As if in anticipation, the year leading up to this major astronomical event gave us not one but two films in which a large planet intrudes into Earth’s atmosphere with cataclysmic consequences for a handful of human characters. Melancholia, released in the U.S. in November 2011, appeared hard on the heels of a movie with the same unlikely theme—the connection between a bereft young woman and a strange new planet that suddenly appears in the sky. This was Another Earth, directed by Mike Cahill and written by Cahill and Brit Marling, who also plays the starring role of Rhoda, a young woman who kills an astrophysicist’s wife and child in a drunken car accident. After her release from jail, Rhoda gets herself hired as a housecleaner by the grieving widower, who is unaware of her identity until she finally confesses.

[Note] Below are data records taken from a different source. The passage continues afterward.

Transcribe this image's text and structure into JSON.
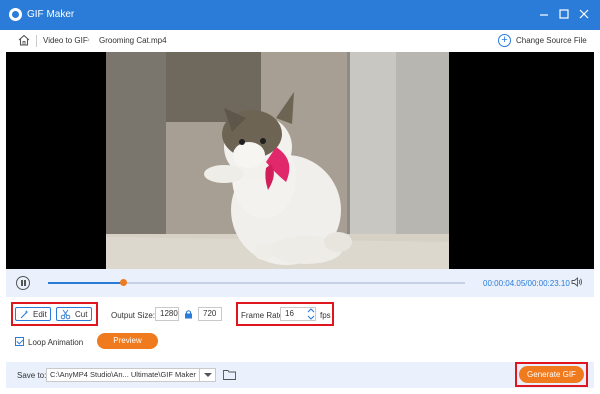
{
  "window": {
    "title": "GIF Maker",
    "minimize_icon": "minimize-icon",
    "maximize_icon": "maximize-icon",
    "close_icon": "close-icon"
  },
  "breadcrumb": {
    "home_icon": "home-icon",
    "items": [
      "Video to GIF",
      "Grooming Cat.mp4"
    ],
    "change_source_label": "Change Source File"
  },
  "player": {
    "content": "cat-video-frame",
    "progress": 0.18,
    "current_time": "00:00:04.05",
    "total_time": "00:00:23.10",
    "play_icon": "pause-icon",
    "volume_icon": "volume-icon"
  },
  "toolbar": {
    "edit_label": "Edit",
    "cut_label": "Cut",
    "output_size_label": "Output Size:",
    "width": "1280",
    "height": "720",
    "frame_rate_label": "Frame Rate:",
    "frame_rate": "16",
    "fps_label": "fps"
  },
  "options": {
    "loop_label": "Loop Animation",
    "loop_checked": true,
    "preview_label": "Preview"
  },
  "footer": {
    "save_to_label": "Save to:",
    "save_path": "C:\\AnyMP4 Studio\\An... Ultimate\\GIF Maker",
    "generate_label": "Generate GIF"
  },
  "colors": {
    "accent": "#2b7bd8",
    "orange": "#f07a1e",
    "highlight": "#e0161e",
    "panel": "#eaf1fc"
  }
}
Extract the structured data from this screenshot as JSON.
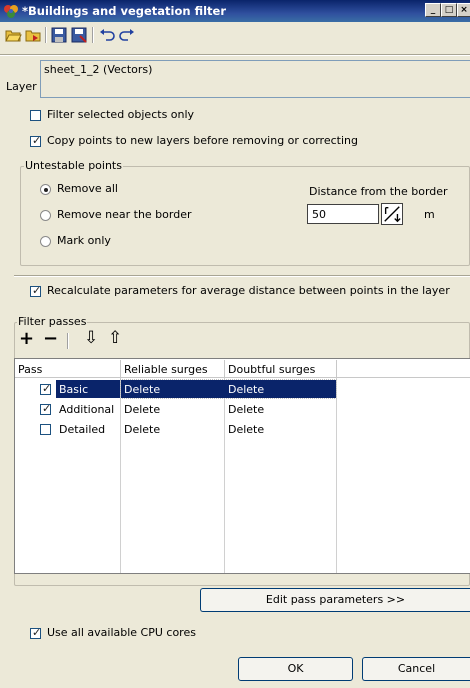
{
  "window": {
    "title": "*Buildings and vegetation filter",
    "controls": [
      "_",
      "□",
      "×"
    ]
  },
  "toolbar": {
    "icons": [
      "open-folder-icon",
      "open-as-icon",
      "save-icon",
      "save-as-icon",
      "undo-icon",
      "redo-icon"
    ]
  },
  "layer": {
    "label": "Layer",
    "value": "sheet_1_2 (Vectors)"
  },
  "options": {
    "filter_selected": {
      "label": "Filter selected objects only",
      "checked": false
    },
    "copy_points": {
      "label": "Copy points to new layers before removing or correcting",
      "checked": true
    }
  },
  "untestable": {
    "title": "Untestable points",
    "radios": [
      {
        "label": "Remove all",
        "selected": true
      },
      {
        "label": "Remove near the border",
        "selected": false
      },
      {
        "label": "Mark only",
        "selected": false
      }
    ],
    "distance_label": "Distance from the border",
    "distance_value": "50",
    "distance_unit": "m"
  },
  "recalculate": {
    "label": "Recalculate parameters for average distance between points in the layer",
    "checked": true
  },
  "passes": {
    "title": "Filter passes",
    "tools": {
      "add": "+",
      "remove": "−",
      "down": "⇩",
      "up": "⇧"
    },
    "columns": [
      "Pass",
      "Reliable surges",
      "Doubtful surges"
    ],
    "rows": [
      {
        "pass": "Basic",
        "checked": true,
        "reliable": "Delete",
        "doubtful": "Delete",
        "selected": true
      },
      {
        "pass": "Additional",
        "checked": true,
        "reliable": "Delete",
        "doubtful": "Delete",
        "selected": false
      },
      {
        "pass": "Detailed",
        "checked": false,
        "reliable": "Delete",
        "doubtful": "Delete",
        "selected": false
      }
    ]
  },
  "edit_pass_button": "Edit pass parameters >>",
  "cpu": {
    "label": "Use all available CPU cores",
    "checked": true
  },
  "buttons": {
    "ok": "OK",
    "cancel": "Cancel"
  },
  "colors": {
    "titlebar": "#0a246a",
    "selection": "#0a246a",
    "dialog_bg": "#ece9d8"
  }
}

Resolution occurs in this understated and underrated little film when Rhoda gives the astrophysicist the ticket she has won to travel to the alternate reality of the second Earth, where he’s presumably reunited with his loved ones. In a last-frame reversal, Rhoda’s double shows up at her front door, leaving us to wonder what calamity back on her own Earth this pulled-together, professional-looking woman might be fleeing from.
The invading planet of Danish writer-director Lars von Trier’s Melancholia, in contrast, delivers not the hope of an alternate life, but total destruction. What are we to make of this oddly jaunty tale of dark moods (in contrast to, say, Bergman’s on-the-nose depressive treatment of depression in Hour of the Wolf) and an even darker resolution (the literal end of the world) that combines psychological melodrama, sci fi–fantasy, and apocalypticism? At once ragged and slickly beautiful, formally abstract and subjectively psychological, von Trier’s Melancholia, like its immediate predecessor Antichrist, offers its audiences a tricky but fascinating aesthetic granny knot to unravel.